Quando ormai l’accordo era imminente, un reparto di cavalleria
Romana di arcieri arrivò cosi vicino alla fanteria Gota che non riuscì a
frenare l’istinto e attaccò provocando molte perdite, la reazione della
cavalleria Gota fu immediata, il reparto Romano venne accerchiato e distrutto.

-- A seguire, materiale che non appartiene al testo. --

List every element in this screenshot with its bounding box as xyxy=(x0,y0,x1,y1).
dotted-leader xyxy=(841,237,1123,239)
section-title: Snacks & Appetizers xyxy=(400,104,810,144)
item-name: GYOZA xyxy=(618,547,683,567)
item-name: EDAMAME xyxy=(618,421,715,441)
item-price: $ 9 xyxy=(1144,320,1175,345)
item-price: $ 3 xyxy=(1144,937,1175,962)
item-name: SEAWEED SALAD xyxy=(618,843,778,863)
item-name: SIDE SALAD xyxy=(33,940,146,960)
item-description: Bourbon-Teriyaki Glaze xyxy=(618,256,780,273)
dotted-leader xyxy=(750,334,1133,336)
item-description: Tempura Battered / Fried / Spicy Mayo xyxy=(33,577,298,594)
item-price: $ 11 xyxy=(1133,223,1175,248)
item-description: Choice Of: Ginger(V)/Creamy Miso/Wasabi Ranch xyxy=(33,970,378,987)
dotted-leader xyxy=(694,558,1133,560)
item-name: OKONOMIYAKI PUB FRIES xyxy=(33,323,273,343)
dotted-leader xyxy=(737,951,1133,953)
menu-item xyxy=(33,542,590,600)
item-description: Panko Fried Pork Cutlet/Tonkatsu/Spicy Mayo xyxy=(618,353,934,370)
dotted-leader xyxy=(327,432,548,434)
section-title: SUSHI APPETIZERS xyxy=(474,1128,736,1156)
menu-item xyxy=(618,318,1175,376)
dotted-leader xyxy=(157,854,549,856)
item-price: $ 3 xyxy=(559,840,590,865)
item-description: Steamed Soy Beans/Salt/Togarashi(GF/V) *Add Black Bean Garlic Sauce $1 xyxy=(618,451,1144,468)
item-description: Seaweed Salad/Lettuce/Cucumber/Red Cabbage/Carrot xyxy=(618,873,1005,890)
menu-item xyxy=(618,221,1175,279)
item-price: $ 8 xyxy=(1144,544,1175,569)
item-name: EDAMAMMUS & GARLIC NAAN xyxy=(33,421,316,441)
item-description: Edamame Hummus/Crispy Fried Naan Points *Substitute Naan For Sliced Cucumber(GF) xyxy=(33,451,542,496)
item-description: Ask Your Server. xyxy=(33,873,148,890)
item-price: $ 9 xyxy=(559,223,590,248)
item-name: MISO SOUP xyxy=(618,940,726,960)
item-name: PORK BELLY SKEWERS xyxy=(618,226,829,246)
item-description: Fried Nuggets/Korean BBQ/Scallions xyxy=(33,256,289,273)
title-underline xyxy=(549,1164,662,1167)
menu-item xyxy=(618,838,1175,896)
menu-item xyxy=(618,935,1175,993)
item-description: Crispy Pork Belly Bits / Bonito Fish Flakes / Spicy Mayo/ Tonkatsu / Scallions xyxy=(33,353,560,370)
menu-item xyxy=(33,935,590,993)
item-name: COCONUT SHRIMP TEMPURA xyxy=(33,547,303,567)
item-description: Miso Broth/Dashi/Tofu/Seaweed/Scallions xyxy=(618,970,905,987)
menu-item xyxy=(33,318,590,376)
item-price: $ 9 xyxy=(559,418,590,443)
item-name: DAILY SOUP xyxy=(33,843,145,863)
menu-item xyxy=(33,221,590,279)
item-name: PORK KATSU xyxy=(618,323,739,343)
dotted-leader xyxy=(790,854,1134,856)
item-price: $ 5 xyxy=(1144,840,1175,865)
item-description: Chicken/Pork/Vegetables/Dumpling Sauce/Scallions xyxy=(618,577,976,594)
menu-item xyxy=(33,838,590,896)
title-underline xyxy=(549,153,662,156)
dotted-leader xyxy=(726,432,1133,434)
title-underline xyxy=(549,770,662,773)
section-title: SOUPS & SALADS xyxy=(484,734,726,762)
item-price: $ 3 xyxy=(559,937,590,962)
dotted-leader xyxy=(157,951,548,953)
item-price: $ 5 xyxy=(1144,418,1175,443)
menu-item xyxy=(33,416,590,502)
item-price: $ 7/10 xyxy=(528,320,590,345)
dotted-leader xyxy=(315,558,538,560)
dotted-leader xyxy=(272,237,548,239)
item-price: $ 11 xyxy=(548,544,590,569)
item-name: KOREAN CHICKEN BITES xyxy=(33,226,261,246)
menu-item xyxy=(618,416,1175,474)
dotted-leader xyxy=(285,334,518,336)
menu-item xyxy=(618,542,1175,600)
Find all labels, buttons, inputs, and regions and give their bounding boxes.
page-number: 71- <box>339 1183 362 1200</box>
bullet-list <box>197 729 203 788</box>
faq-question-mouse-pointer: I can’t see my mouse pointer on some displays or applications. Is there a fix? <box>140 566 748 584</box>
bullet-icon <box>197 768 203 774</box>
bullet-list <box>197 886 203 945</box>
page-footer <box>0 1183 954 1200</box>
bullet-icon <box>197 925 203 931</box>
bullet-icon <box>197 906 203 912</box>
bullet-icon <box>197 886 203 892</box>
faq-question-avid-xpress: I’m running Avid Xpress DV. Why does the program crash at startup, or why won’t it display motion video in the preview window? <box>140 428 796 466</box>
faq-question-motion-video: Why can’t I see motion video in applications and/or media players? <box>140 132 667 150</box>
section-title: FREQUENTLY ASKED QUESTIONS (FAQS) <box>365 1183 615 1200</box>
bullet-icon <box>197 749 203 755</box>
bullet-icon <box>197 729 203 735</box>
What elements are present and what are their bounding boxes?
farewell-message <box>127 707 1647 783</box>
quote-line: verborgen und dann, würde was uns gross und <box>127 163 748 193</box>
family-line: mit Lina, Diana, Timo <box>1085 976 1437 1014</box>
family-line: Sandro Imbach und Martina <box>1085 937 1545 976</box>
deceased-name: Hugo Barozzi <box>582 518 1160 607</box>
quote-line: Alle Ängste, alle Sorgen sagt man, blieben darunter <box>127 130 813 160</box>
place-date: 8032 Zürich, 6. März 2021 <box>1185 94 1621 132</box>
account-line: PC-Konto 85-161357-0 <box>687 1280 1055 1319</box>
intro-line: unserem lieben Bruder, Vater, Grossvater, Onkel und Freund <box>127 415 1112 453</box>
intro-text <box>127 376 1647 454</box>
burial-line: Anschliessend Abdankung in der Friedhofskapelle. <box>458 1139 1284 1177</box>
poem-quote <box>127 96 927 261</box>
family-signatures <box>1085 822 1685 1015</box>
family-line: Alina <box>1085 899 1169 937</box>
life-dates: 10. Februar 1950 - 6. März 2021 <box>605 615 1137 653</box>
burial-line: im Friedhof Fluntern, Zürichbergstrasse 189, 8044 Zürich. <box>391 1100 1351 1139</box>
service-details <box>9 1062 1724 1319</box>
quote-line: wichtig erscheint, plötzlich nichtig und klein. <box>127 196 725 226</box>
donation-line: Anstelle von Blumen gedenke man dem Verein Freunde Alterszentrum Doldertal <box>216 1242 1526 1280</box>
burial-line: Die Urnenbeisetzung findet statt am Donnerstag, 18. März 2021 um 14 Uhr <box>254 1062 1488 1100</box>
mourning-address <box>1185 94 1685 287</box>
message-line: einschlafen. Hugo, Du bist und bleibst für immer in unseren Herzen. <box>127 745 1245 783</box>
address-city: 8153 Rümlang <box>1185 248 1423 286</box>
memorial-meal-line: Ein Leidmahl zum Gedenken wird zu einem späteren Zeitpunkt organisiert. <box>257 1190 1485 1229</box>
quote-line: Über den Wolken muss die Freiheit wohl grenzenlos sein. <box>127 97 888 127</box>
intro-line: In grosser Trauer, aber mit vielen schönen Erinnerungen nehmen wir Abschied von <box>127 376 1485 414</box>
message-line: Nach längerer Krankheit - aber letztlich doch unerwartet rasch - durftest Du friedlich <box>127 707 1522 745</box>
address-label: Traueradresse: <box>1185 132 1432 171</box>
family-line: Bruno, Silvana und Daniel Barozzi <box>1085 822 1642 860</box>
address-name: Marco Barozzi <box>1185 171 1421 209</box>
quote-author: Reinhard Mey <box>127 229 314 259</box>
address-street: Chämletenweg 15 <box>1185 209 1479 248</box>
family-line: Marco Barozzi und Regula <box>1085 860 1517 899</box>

La diplomazia aveva fallito. La battaglia di Adrianopoli era
cominciata.
La cavalleria Romana partì all’attacco senza l’appoggio
della fanteria, si trovò troppo avanti e isolata facile preda per i Goti che
infatti colpirono durissimo, la cavalleria in rotta andò a cozzare contro la
propria fanteria.
La confusione era massima, non si hanno notizie di ordini di
Valente per tutta la durata della battaglia.
I legionari spronarono la cavalleria e tornarono a spingere
i Goti verso il loro cerchio di carri. L’ala sinistra dello schieramento giunse
al bordo esterno, ma una volta lì si accorse con orrore di non essere stata
seguita dal resto della truppa e furono massacrati insieme al resto della
cavalleria.
La battaglia era ormai decisa.
La cavalleria romana era stata annientata, e le legioni,
accerchiate, perdevano lentamente posizione, ammassandosi verso il centro. La
lotta fu durissima, accerchiati da un numero di nemici superiori vennero alla
fine annientati e lo stesso imperatore ucciso sul campo di battaglia insieme a
gran parte dei suoi generali tra cui Traiano e Sebastiano.
Due terzi dell’esercito imperiale venne distrutto sul posto,
il resto costretto alla fuga e giustiziato a piccoli gruppi.
I Goti vincitori si spinsero fino alle porte di
Costantipoli, poi decisero che era più vantaggioso per loro razziare le
campagne piuttosto che assediare grandi città.
L’impero Romano d’oriente aveva subito la più colossale
delle sconfitte e la sua stessa esistenza era ridotta ad un filo. Graziano
nominò Teodosio come Imperatore d’Oriente.
La sconfitta di Adrianopoli segna di fatto l’inizio della
fine dell’impero Romano d’Occidente, può sembrare una contraddizione visto che
il luogo della battaglia, l’imperatore e legioni erano Orientali, ma fu proprio
per questo, fu proprio per le scelte compiute da Teodosio prima e dai suoi successori
dopo che i Goti e le altre popolazioni “barbare” ormai invincibili sul campo di
battaglia erano sospinte verso occidente, senZa contare che da quel momento in
poi, soprattutto ad oriente, l’esercito divenne composto principalmente da
mercenari barbari.
Trent’anni dopo Adrianopoli (410 d.C.) Alarico Re dei
Visigoti e generale Romano a capo dei suoi uomini razzio Roma.